Solidarité exemplaire et sens des valeurs pour les uns, coup de marketing exceptionnel et opportunisme pour les autres. Alors même qu’elle fait l’objet d’attaques sur le traitement réservés aux communautés Ouïghours, la République populaire de Chine a volé au secours des Jeux de Tokyo et du CIO en s’engageant à fournir des vaccins à tout athlète participant aux Jeux de Tokyo cet été, et aux Jeux d’hiver de 2022 à Beijing. Intéressant de constater que cette annonce fait écho à la récente déclaration du Comité national olympique et paralympique américain (USOPC) qui, le 10 mars dernier, avait annoncé que les athlètes américains, déjà sélectionnés ou potentiellement sélectionnés pour les Jeux de Tokyo seraient tous vaccinés prochainement contre la COVID-19. « Nous sommes plus optimistes que jamais quant à la perspective de voir les athlètes de Team USA vaccinés bien avant les Jeux. La grande majorité des athlètes américains pourrait avoir accès au vaccin plus tôt que nous ne le pensions initialement », avait alors annoncé Sarah Hirshland, la directrice générale de l’USOPC.

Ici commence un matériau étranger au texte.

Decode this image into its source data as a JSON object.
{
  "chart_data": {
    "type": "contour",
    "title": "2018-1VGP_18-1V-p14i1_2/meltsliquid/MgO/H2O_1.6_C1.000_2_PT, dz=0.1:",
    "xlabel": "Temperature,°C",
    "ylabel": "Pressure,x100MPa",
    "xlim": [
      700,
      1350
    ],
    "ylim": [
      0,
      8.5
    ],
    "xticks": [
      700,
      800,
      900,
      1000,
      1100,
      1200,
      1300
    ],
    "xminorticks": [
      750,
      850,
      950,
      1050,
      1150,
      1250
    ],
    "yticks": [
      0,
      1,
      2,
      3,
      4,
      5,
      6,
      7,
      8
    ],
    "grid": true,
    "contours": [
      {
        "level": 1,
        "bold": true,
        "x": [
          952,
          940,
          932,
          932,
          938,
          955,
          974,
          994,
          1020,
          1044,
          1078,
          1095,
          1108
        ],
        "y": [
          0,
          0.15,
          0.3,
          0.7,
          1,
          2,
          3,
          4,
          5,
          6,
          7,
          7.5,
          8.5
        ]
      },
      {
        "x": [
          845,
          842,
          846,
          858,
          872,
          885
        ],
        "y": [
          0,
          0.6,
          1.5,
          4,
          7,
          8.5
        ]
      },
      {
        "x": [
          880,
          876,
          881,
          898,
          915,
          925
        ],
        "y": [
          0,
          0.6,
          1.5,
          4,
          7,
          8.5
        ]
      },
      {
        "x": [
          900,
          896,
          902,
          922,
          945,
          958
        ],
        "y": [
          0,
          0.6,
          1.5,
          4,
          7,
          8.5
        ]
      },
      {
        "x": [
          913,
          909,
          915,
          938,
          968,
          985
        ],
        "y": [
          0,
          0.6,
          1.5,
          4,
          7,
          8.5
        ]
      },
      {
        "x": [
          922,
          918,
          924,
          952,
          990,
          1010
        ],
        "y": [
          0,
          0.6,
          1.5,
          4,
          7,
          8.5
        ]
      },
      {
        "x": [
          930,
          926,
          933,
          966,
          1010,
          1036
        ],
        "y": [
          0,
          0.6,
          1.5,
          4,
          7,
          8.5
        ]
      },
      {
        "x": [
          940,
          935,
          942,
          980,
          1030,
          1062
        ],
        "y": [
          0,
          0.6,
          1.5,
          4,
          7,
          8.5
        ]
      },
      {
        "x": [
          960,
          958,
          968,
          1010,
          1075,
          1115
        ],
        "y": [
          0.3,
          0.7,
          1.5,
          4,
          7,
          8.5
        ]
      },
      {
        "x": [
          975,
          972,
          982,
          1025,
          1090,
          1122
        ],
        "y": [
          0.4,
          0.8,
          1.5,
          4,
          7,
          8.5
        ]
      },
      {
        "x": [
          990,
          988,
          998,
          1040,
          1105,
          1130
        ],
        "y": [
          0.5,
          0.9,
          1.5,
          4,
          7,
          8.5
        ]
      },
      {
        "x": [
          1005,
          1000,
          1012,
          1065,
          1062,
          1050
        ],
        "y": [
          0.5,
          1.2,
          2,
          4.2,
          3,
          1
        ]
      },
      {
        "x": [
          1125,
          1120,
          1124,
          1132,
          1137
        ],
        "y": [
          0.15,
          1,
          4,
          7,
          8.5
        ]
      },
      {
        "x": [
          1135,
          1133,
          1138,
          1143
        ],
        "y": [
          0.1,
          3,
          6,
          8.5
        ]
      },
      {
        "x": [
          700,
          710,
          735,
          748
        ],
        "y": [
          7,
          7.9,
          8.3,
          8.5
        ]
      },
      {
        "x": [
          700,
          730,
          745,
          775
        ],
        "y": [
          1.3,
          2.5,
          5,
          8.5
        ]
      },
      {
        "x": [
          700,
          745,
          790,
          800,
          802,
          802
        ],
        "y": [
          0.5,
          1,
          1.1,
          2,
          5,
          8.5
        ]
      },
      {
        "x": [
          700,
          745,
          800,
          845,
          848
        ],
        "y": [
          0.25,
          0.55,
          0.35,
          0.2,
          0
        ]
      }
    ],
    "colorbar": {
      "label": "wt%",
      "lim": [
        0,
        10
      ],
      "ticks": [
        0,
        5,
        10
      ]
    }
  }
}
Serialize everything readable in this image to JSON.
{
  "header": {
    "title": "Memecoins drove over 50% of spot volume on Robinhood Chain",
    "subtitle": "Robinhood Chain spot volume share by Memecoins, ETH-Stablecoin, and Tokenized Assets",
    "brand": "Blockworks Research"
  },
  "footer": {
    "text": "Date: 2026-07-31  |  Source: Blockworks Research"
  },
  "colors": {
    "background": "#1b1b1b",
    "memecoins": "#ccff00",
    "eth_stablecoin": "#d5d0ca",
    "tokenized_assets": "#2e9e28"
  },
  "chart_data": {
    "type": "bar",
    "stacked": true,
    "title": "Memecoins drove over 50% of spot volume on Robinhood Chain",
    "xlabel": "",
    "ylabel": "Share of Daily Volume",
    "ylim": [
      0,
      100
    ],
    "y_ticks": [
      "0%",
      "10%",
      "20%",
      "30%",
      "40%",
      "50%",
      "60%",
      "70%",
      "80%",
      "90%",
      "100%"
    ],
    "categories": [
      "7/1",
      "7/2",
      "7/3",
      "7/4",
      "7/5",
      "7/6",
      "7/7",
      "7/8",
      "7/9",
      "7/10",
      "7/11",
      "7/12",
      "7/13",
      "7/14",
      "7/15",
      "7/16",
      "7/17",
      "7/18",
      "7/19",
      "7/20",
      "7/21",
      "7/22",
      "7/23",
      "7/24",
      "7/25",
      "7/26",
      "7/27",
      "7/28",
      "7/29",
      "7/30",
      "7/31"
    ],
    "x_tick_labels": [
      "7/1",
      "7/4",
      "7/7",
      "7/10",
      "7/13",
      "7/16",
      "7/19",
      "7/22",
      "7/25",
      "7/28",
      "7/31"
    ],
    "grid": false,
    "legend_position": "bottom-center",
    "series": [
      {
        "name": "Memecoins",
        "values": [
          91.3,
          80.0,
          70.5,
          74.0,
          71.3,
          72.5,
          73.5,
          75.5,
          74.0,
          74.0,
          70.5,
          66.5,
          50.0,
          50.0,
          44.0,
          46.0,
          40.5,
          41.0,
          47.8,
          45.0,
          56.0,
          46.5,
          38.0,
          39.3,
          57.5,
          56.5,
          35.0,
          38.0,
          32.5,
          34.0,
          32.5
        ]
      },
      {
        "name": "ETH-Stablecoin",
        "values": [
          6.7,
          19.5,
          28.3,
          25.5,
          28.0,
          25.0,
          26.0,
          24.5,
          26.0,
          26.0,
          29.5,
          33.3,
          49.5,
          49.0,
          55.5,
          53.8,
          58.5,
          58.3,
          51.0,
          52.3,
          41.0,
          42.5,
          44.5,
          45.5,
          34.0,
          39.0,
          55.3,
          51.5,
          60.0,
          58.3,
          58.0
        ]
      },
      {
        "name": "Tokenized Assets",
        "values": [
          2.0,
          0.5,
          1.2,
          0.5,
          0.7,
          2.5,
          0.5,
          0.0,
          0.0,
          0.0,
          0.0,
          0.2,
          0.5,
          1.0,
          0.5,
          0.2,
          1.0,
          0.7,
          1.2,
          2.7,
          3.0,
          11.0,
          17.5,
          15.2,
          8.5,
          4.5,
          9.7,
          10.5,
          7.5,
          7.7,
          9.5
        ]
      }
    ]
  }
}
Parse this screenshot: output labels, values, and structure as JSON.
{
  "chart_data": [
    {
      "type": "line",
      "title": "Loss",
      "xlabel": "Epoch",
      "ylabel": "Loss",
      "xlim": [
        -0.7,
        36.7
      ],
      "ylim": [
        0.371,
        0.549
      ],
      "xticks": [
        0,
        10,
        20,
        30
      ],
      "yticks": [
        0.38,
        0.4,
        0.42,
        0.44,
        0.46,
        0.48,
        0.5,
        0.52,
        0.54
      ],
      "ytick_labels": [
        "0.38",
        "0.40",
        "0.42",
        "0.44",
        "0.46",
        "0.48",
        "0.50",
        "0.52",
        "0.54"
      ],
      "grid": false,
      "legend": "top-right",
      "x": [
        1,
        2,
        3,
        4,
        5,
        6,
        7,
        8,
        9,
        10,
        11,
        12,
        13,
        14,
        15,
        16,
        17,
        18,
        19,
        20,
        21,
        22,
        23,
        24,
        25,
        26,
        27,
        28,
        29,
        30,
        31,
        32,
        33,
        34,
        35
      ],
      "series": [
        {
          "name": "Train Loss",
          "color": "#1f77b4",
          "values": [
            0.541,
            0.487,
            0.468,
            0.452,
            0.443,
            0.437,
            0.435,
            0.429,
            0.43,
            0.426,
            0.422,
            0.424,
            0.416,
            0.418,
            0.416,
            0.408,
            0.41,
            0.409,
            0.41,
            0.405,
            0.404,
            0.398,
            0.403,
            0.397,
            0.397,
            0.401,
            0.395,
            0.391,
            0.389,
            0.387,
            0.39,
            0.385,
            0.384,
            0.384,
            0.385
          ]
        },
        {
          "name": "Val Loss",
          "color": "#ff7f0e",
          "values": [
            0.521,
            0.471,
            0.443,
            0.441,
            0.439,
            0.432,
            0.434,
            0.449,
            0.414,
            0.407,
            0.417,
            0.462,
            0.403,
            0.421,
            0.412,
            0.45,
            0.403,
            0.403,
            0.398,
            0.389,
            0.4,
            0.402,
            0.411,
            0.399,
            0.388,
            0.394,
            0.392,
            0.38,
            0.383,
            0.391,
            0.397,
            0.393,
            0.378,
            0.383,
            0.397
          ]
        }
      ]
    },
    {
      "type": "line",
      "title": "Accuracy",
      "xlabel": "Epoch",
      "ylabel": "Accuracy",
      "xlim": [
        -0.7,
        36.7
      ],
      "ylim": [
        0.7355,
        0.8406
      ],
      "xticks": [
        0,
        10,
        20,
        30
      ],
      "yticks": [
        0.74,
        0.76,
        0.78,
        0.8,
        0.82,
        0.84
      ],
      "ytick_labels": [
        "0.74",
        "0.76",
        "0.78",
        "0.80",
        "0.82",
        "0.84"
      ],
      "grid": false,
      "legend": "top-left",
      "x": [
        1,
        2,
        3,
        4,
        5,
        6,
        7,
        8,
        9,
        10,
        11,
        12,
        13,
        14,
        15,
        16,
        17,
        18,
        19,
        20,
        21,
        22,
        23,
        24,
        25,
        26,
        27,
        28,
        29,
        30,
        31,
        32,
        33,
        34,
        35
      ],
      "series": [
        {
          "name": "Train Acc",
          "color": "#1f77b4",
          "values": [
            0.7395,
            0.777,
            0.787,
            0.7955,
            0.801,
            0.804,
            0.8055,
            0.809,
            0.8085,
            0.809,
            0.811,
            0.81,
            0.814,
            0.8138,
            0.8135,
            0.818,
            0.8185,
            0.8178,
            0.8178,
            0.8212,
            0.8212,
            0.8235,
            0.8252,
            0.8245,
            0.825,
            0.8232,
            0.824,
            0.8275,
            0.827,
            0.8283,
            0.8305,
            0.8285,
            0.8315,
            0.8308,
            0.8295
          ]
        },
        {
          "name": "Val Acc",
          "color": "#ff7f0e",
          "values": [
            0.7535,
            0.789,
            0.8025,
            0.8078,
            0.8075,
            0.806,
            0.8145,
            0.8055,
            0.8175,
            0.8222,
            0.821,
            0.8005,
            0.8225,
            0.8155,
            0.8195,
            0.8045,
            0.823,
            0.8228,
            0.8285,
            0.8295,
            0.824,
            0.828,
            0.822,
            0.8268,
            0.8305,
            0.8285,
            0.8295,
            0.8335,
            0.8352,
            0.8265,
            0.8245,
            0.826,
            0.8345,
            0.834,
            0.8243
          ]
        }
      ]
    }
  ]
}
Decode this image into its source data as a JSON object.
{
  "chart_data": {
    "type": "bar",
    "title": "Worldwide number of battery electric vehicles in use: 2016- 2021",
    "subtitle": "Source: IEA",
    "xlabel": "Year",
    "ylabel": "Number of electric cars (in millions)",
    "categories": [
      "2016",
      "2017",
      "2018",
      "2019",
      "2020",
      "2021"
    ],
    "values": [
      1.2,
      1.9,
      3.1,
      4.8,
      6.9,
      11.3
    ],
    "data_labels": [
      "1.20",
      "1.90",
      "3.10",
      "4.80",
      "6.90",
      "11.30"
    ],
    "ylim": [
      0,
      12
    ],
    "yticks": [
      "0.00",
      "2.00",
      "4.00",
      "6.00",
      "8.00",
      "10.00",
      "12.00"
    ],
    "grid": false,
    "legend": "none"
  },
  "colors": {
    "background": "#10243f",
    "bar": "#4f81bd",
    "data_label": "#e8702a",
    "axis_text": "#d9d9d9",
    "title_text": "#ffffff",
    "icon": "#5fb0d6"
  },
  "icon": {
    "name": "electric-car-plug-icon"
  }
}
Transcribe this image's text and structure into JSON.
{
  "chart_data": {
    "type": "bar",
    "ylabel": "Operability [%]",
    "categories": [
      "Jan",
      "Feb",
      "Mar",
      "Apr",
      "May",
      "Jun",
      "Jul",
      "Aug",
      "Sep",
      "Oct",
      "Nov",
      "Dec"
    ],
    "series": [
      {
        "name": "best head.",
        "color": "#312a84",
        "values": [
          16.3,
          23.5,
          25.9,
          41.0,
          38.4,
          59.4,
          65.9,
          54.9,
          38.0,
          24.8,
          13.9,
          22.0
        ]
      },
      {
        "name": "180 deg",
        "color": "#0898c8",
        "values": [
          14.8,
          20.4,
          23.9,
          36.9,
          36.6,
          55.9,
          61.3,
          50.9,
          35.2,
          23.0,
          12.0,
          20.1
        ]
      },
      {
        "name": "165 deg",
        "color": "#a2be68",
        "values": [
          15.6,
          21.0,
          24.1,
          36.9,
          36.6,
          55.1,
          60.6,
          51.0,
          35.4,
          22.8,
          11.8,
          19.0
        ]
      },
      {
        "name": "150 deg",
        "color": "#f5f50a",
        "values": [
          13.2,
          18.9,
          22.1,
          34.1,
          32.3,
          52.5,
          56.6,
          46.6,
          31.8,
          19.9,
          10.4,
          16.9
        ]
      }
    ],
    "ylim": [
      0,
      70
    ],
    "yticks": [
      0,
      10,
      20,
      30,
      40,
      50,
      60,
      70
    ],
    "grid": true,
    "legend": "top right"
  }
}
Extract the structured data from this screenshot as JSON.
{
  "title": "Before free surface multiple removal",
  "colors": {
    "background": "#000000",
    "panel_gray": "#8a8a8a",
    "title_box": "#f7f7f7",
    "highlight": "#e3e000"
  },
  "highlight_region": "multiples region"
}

L’espace de compétition des athlètes a toujours été doublé d’un terrain de confrontation pacifique entre les pays. C’est le concept même de soft power. Dans la politique mondiale, ce concept fait référence à l’influence non coercitive (donc non-militaire) d’un acteur international sur les autres, à son attractivité dans le monde, à la puissance de son modèle et de son système de valeurs. Pour de nombreux pays, dont la Chine et la Fédération de Russie, ou pour le Royaume d’Arabie Saoudite, le soft power est aussi une opportunité de coopération dans un contexte de concurrence internationale. Avec cette proposition de vaccination, la Chine continue le développement de son soft power. Vacciner un sportif, c’est symboliquement soutenir un héros. C’est permettre la tenue de Jeux universels. La République populaire s’inscrit ainsi dans une dynamique humanitaire, tout en faisant montre de son excellence pharmaceutique et logistique… et elle conforte ses engagements et investissements dans les Jeux d’hiver qu’elle hébergera du 4 au 20 février 2022 à Pékin.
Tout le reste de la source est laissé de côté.